GlaxoSmithKline (GSK) has unveiled promising outcomes from the Phase 3 ANCHOR-1 and ANCHOR-2 trials of depemokimab in adults affected by chronic rhinosinusitis with nasal polyps (CRSwNP).
Depemokimab is an experimental monoclonal antibody designed to target interleukin-5 (IL-5), a significant cytokine involved in type 2 inflammation, which is prevalent in a considerable proportion of CRSwNP cases.
The ANCHOR trials included 271 participants in the first study and 257 in the second. Both studies successfully reached their co-primary endpoints.
GSK SVP and respiratory, immunology/inflammation research and development global head Kaivan Khavandi said: “Today’s data build on the body of evidence supporting depemokimab as an ultra-long-acting treatment and demonstrate significant reductions in nasal polyps with a twice-yearly dosing regimen.
“With nearly 40% of patients needing repeat surgeries and many requiring long-term systemic corticosteroids, there is a clear medical need for alternative treatment options to provide sustained symptom improvement and help alleviate the debilitating burden of this disease.”

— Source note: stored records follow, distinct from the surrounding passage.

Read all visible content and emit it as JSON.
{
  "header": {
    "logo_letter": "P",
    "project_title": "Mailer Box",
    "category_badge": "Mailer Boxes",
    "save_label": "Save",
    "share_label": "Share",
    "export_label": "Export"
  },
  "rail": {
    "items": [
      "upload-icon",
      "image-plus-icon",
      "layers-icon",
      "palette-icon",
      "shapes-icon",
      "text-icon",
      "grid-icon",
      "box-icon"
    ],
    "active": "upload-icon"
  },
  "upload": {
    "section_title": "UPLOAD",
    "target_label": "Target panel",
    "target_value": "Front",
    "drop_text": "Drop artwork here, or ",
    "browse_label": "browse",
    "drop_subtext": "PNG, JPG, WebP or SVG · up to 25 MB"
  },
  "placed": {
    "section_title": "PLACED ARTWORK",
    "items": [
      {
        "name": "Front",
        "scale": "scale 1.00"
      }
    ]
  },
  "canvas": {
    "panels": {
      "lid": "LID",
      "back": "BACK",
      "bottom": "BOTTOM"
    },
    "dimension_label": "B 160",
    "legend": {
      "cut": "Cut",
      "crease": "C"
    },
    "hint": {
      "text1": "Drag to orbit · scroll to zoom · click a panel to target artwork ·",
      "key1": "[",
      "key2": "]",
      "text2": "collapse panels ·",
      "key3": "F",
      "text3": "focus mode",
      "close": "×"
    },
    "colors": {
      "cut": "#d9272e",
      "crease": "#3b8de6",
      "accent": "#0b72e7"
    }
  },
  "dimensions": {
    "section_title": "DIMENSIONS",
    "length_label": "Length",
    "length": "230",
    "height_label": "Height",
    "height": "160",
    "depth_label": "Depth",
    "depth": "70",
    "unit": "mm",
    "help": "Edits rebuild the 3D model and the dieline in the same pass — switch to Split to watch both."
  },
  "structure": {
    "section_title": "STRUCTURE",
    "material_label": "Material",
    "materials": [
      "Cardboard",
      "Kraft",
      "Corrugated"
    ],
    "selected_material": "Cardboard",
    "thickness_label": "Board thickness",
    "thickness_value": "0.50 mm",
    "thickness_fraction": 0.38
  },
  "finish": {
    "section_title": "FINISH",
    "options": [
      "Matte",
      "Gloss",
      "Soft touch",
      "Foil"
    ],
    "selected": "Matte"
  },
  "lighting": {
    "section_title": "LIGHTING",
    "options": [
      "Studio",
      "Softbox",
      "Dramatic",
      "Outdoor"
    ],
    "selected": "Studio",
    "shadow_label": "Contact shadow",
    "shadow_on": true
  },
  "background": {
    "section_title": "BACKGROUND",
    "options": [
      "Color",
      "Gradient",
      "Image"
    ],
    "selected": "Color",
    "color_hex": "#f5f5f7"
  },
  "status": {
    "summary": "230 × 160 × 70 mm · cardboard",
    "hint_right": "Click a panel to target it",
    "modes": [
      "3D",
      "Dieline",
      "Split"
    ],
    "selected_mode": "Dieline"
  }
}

Administered twice yearly, depemokimab demonstrated notable improvements in the size of nasal polyps and nasal obstruction compared to placebo.
A pooled analysis of these trials revealed substantial reductions in nasal polyp scores at the 52-week mark, with a treatment difference of -0.7, and mean scores for nasal obstruction over weeks 49 to 52 showed a difference of -0.24.
The trials recruited participants with varying degrees of symptom severity, reflecting real-world clinical settings. The advantages of depemokimab were noticeable from the initial assessment and continued through week 52.
Evaluations of secondary endpoints also showed positive outcomes for depemokimab over placebo. These encompassed changes from baseline in rhinorrhoea scores, loss of smell scores, the Lund-Mackay CT score, which is a sinus imaging evaluation, and SNOT-22, which measures disease-related quality of life.
By week 52, 74% of individuals receiving depemokimab did not require intervention with systemic corticosteroids (SCS), surgery, or other medications that modulate disease, compared to 64% in the placebo group.
Additionally, when considering only surgical or disease-modulating medication interventions, 88% of those treated with depemokimab avoided these measures versus 83% on placebo.
According to GSK, depemokimab represents the first ultra-long-acting biologic evaluated in Phase 3 trials for CRSwNP. Its extended half-life and high-binding affinity enable a six-month dosing interval as demonstrated by the ANCHOR studies.
Adverse events were similarly distributed between both treatment groups across the ANCHOR trials.
In ANCHOR-1, adverse events occurred in 74% of the depemokimab group versus 79% with placebo; likewise, in ANCHOR-2, these figures were 76% versus 80%, respectively. These findings are consistent with earlier SWIFT-1 and SWIFT-2 trials involving asthma patients with type 2 inflammation.
Less than 1% of those on depemokimab discontinued due to adverse events, paralleling results for the placebo group.
Data from both ANCHOR and SWIFT studies will support regulatory submissions for depemokimab’s use in asthma with type 2 inflammation and CRSwNP across various international markets. Currently, depemokimab is yet to be approved for either indication worldwide.